Theoretically, the challenge is to allow for the messiness, and still discern patterns, contributing to understandings of variations of deservingness and their link to solidarities. We know from earlier research that “unemployed yet healthy” and “migrant” are categories that score low on deservingness in attitude surveys. The first category is linked to the derogatory idea of “welfare scroungers” who are purported to not want to work and ‘do right’ for themselves. Discourse-wise this un-deservingness is linked to what Ruth Levitas (2005) discerned as moral underclass (conservative) and social integrationist (neoliberal) discourses in which the individual is held fully responsible for their unemployment. The second category – migrants – is linked to the idea of non-belonging that has been theorized as welfare chauvinism (Andersen & Bjørklund 1990) or caring racism (Mulinari & Neergaard 2014).
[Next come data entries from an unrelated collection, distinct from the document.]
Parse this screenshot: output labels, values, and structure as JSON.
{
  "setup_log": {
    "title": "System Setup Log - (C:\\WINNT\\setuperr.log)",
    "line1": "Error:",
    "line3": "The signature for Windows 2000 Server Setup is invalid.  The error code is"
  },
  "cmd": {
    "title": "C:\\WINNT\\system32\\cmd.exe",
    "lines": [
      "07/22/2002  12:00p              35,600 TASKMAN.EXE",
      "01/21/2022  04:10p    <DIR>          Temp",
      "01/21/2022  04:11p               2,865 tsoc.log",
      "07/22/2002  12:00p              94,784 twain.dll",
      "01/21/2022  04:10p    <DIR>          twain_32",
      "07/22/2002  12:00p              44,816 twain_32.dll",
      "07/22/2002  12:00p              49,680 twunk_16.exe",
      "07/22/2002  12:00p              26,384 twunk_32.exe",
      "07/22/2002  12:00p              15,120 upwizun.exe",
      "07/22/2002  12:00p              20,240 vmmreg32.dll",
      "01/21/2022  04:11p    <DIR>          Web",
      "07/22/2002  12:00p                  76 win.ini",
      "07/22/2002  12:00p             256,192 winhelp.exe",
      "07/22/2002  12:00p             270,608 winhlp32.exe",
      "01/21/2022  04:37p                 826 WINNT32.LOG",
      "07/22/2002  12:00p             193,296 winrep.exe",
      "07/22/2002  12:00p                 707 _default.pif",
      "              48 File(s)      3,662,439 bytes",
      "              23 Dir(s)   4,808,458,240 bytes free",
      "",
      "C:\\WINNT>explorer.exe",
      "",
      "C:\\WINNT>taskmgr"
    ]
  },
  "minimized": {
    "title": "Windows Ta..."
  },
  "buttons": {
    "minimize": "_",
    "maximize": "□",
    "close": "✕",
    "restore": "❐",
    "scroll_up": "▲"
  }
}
Linking back to our overall Solidarities project, this becomes even more complex if we explore migrant deservingness in micropublics (see previous post and Berg et. Al 2019). It then involves not only the individual, street-level bureaucrats’ discretion, and institutional constructions of deservingness. In addition, deservingness is expressed by migrants (whatever this concept means) and migrant advocates, and this needs to be considered. In micropublics, individual understandings of deservingness, which in turn are structured by the institutional settings, are negotiated.

In ending this blog, I return to the quick conversation I had with my acquaintance. She is now working within a non-governmental organization in which institutional and pre-institutional deservingness are more in line with each other. When I made this observation to her by saying “that sounds great”, she quickly replied that there were new challenges. On the one hand, she had to secure external financing from individuals and from the state that would allow them to carry out their services and, on the other, they faced a mammoth task of negotiating understandings of deservingness with people in need of so much and varying forms of support.

I wished her seasonal greetings and now wondering if Santa has been kind to her wishes.

References

Andersen, J. G. and Bjørklund, T. (1990) Structural changes and new cleavages: The progress parties in Denmark and Norway. Acta Sociologica, 33(1), pp. 195–217.

Berg, M. L., Gidley, B., & Krausova, A. (2019). Welfare micropublics and inequality: Urban super-diversity in a time of austerity. Ethnic and Racial Studies, 42(15), 2723-2742.

Duus-Otterström, G. (2007). Scheffler om förtjänst och retributiv och distributiv rättvisa. Tidskrift för politisk filosofi, 1, 19–40.

Evans, T. (2004). Street-Level Bureaucracy, Social Work and the (Exaggerated) Death of Discretion. British Journal of Social Work, 34(6), 871–895.

Levitas, R. (2005). The inclusive society? Social exclusion and new labour. New York, NY: Palgrave Macmillan.

Lipsky, M. (1980) Street-Level Bureaucracy: The Dilemmas of Individuals in Public Service, New York, Russell Sage Foundation.

Mulinari, D., & Neergaard, A. (2014). We are Sweden Democrats because we care for others: Exploring racisms in the Swedish extreme right. European Journal of Women’s Studies, 21(1), 43–56.

Rawls, J. (2000) A Theory of Justice, Oxford: Oxford University Press.